Studio Proof: "The Evolution of Stripes"

Staff Writer
Columbus Alive

If you’ve never visited Fresh A.I.R. Gallery, near the corner of Long and High streets downtown, the current exhibit “Evolution of Stripes” by Michael J. Halliday is just the excuse you need. Alright, you don’t ever need an excuse to see the work on display at Fresh A.I.R. — all from individuals affected by mental illness and/or substance abuse — because it’s occasionally provocative, usually charming and/or striking, and always interesting.

The series of large and small paintings by Halliday encompass all of these elements, a highly impressive accomplishment. “Evolution of Stripes” demonstrates Halliday’s recent examination of his abstract expressionism work and how it’s evolved.

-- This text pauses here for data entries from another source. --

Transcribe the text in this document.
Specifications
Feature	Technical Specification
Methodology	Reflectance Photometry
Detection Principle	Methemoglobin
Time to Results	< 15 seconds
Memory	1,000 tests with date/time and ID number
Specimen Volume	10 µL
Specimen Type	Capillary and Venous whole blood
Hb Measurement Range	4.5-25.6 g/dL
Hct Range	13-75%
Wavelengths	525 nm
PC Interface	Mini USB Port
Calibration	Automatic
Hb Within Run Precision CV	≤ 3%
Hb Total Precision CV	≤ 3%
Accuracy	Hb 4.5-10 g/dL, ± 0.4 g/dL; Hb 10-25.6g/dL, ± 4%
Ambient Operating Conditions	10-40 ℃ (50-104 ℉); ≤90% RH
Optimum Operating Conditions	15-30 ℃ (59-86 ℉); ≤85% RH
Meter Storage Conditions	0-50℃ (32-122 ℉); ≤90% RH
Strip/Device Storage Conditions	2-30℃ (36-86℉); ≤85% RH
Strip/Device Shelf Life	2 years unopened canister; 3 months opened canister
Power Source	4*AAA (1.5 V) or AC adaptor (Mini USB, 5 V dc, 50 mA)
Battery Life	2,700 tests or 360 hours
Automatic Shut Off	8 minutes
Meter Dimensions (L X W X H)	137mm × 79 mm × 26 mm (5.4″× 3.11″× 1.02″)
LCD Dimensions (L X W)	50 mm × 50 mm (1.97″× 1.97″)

All the large-scale acrylic paintings were created in the last seven months, and evolved from Halliday’s earlier series, “Edges.”

Paintings from both the “Edges” and “Stripes” series are hung in Fresh A.I.R. to reveal the progress from one to the other. Halliday’s earlier “Edges” work is bold — thick and powerful brushstrokes of vibrant, churning colors. The “Stripes” pieces are far more minimal — a distinctive strip (or three) resting upon a quiet, tranquil background.

While the paintings initially appear drastically different, the relationship between the two series is evident. (Start with the “Edges” piece to the left of the front desk and move through a collection of smaller “Study” paintings — which encompasses both the origins of “Stripes” and elements of “Edges” — toward the back of the lobby, by the elevators, and then along the southern wall towards the front.)

The “Stripes” series shows an artist in a groove. It’s a wonderfully mastered collection of paintings that reveals both Halliday’s technical skill and a maturation that lets those skills utterly shine.

What’s most appealing about Halliday’s paintings at Fresh A.I.R. is despite their abstract minimalist qualities, there’s an emotive aspect to all. I sensed an artist making his way through a challenging evolution. There are instances of frustration or confusion, streaming right into the moment of serene triumph.

“The Evolution of Stripes” is open through Friday, April 10; Halliday will hold an artist talk from 4-5 p.m. that day as well.